A lessor director would show everything, every last one of them, but that leads me to the key point with this: this is a piece of pure, uncut 100% pure Grindhouse moviemaking, but what makes it emotionally disturbing is that the direction is so assured isnt sloppy or boring. When he moves the camera, it's done with purpose and to add psychological intensity. When he gets some really uncanny angles in Frank's apartment (again, all on grainy 16mm, though restored in 4K it looks even crisper), it had the feeling of Italian horror. In a way this is Italian Giallo, except it isn't lying to us about who the killer is.

And Spinell is fully omitted to this role, so much so that if I hadn't seen him in anything else before (ironically hes in Taxi Driver, in the first scene interviewing Travis) so that is what also makes this a home-run.

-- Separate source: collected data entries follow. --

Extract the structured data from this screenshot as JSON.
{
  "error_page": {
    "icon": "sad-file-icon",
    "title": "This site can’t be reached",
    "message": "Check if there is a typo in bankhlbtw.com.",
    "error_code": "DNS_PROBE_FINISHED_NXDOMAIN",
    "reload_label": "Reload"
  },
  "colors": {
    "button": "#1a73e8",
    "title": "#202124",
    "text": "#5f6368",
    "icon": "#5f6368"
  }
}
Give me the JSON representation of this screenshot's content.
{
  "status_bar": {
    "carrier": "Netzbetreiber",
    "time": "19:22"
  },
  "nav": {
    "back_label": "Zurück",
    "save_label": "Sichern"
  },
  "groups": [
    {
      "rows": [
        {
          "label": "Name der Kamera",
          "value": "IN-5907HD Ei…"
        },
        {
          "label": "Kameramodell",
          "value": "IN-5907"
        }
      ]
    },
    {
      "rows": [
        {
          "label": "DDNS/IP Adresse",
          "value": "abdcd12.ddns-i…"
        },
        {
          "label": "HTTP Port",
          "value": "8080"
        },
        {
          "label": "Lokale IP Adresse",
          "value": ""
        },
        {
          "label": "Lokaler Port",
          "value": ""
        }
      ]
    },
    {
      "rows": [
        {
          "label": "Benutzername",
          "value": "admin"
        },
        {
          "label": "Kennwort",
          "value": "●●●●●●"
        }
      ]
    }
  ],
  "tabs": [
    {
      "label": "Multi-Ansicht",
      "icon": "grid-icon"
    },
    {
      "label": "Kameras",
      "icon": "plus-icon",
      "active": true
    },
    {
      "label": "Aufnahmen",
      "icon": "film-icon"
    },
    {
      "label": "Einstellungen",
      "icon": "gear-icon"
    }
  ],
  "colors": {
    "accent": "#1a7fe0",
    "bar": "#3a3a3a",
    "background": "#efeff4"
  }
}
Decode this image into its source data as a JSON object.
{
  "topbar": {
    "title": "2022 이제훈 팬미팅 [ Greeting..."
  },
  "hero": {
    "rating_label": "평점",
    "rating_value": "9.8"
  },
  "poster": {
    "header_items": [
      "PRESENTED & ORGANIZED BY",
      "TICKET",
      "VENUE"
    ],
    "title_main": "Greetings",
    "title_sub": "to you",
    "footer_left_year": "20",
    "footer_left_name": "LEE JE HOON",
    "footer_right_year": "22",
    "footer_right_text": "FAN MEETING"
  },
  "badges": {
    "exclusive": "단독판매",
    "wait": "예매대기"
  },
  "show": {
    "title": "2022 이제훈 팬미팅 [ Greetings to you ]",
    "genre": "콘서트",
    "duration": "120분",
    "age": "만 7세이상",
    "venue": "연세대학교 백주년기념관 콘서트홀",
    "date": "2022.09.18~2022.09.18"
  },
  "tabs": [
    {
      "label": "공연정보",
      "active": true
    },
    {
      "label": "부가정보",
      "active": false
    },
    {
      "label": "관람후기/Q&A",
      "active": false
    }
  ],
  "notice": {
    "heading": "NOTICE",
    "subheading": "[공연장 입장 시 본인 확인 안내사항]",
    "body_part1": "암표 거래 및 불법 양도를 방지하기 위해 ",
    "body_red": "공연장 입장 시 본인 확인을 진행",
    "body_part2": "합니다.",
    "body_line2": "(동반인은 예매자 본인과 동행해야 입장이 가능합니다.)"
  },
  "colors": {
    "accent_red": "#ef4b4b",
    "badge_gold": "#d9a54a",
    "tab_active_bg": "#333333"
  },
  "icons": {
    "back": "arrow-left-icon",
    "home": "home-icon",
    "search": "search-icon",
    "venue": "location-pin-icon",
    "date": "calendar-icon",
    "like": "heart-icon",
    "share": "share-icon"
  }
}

The director and the writer/actor in sync and in control, and while I cringe and grip my seat and hope one woman can get away but likely wont (oh that bathroom scene in the subway, my god!) I know I'm seeing confidence in what is going on.... And it makes for a really rough and tough sit.

Maniac is not framed as a story where we are going to identify with this guy - Id be worried about someone who does or did - but Lustig isn't asking us to laugh or dismiss it all as a freak or geek-show either. It's more along the lines of: this is ugly, but this is a lot of what these scumbags are, they're human beings, but these monsters aren't some abstract thing. In a sense this is a more honest slasher than a lot of what came out during that time; it's scuzzier, in part thanks to setting, and it has a bleaker and more surreal ending than most. And if someone decided to turn it off or walk out, well, I get that too. It's true grain provocative-genre alcohol.